= Anne Chapman (missionary) =

English Anglican missionary (1791–1855)

Anne Maria Chapman (nee Maynard, 13 January 1791 - 12 December 1855) was an English Anglican missionary in New Zealand. Chapman and her husband gave hospitality to early European explorers passing through on the route between Tauranga and the centre of the North Island. The most notable explorers and botanists who were assisted were John Carne Bidwell, Ernst Dieffenbach, and William Colenso. Chapman may have collected seaweeds specimens recorded in J. D. Hooker's Flora Novae-Zelandiae.

== Life ==
Anne Maria Chapman was at Henley-on-Thames, Oxfordshire, England on 13 January 1791. Her father Thomas Maynard was a butcher. She married Thomas Chapman on 14 December 1822 in Henley-on Thames. Chapman and her husband emigrated to New Zealand, arriving at Paihia on 1 August 1830 on the ship Active. They were Christian Missionary Society lay missionaries, and Thomas was assigned to found mission stations at Rotorua and Maketū.

Chapman and her husband gave hospitality to early European explorers passing through on the route between Tauranga and the centre of the North Island. The most notable explorers and botanists who were assisted were John Carne Bidwell, Ernst Dieffenbach, and William Colenso.
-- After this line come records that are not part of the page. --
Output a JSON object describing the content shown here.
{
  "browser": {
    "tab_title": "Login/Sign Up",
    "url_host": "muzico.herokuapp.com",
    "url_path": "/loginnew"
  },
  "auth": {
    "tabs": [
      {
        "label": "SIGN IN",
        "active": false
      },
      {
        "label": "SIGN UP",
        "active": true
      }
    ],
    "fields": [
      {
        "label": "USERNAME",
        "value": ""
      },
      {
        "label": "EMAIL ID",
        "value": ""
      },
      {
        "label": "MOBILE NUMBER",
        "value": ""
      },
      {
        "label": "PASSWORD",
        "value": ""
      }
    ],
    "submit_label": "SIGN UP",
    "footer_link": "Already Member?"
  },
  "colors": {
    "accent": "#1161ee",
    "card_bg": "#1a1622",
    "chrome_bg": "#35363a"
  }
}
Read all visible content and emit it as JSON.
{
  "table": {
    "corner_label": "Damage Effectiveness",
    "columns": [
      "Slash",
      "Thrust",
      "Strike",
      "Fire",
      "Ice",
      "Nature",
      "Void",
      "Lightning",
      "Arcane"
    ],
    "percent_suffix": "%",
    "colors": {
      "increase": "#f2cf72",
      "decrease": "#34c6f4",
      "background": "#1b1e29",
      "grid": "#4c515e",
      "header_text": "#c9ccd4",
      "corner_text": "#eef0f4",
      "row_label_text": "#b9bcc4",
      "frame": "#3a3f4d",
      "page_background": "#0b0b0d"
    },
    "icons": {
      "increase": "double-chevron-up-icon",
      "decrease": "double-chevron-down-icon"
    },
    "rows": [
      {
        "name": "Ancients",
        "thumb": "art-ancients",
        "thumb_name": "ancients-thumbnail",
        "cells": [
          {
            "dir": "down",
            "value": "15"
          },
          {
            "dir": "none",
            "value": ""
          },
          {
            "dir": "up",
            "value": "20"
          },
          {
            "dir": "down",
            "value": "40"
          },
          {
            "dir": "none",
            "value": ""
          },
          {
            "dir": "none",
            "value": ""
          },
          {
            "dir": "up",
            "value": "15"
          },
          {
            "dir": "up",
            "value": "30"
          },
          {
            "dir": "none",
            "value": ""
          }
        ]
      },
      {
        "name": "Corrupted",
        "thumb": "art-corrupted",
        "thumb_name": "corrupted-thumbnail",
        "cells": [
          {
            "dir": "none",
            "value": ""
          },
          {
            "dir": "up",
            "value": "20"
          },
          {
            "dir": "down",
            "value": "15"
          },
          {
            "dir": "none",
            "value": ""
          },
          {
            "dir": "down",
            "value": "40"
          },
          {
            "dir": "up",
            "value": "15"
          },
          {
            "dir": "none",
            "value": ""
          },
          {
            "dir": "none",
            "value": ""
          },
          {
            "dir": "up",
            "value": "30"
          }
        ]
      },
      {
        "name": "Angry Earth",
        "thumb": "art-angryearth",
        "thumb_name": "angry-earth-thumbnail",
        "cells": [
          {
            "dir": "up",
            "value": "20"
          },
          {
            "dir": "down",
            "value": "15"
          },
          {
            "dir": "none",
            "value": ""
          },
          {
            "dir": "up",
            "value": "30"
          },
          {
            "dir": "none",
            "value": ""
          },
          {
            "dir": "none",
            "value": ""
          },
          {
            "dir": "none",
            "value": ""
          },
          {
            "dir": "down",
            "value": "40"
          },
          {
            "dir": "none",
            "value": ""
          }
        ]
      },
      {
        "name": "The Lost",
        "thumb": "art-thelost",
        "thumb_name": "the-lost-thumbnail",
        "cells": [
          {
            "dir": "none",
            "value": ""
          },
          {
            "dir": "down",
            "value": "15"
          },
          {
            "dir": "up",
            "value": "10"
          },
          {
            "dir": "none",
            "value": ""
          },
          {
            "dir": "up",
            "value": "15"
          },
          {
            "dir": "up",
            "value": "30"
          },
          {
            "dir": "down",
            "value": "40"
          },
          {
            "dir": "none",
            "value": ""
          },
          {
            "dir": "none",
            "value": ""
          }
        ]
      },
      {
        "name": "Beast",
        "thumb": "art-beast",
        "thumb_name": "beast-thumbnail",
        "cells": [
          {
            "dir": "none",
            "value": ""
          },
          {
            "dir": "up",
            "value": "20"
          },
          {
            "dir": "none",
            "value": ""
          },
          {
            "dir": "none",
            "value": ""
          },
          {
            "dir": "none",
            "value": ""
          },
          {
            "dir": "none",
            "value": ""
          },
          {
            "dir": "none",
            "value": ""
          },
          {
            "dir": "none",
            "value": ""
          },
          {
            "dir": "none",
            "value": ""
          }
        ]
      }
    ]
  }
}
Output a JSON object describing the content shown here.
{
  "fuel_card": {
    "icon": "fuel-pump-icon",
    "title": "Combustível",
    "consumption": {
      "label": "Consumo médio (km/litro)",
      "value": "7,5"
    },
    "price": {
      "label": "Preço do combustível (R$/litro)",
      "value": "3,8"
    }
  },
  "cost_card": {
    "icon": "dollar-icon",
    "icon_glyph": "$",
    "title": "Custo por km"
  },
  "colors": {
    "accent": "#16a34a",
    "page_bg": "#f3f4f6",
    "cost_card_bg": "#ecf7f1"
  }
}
Anne generally stayed at the mission while her husband travelled, but she was probably the first European woman to see the Pink and White Terraces at Rotomahana.

In the second volume of J.D. Hooker's Flora Novae-Zelandiae (Flowerless Plants, 1855) there are records of the following seaweeds from "Maketu, Chapman": Ectocarpus, Polysiphonia, Champia, Nitophyllum, Plocamium, Gigartina, Ceramium, and Callithamnion. Anne Chapman may have played a part in collecting these.

Chapman died at Maketū on 12 December 1855. Her husband outlived her, and married again, to Mary Jane Moxon. Thomas died in 1876 on Mokoia Island.

==Eponymy==
- 1855 Gigartina chapmanii. J.D. Hooker & W.H. Harvey in Harvey, W.H. Algae, Flora Novae-Zelandiae 2: 251. Maketu. Chapman.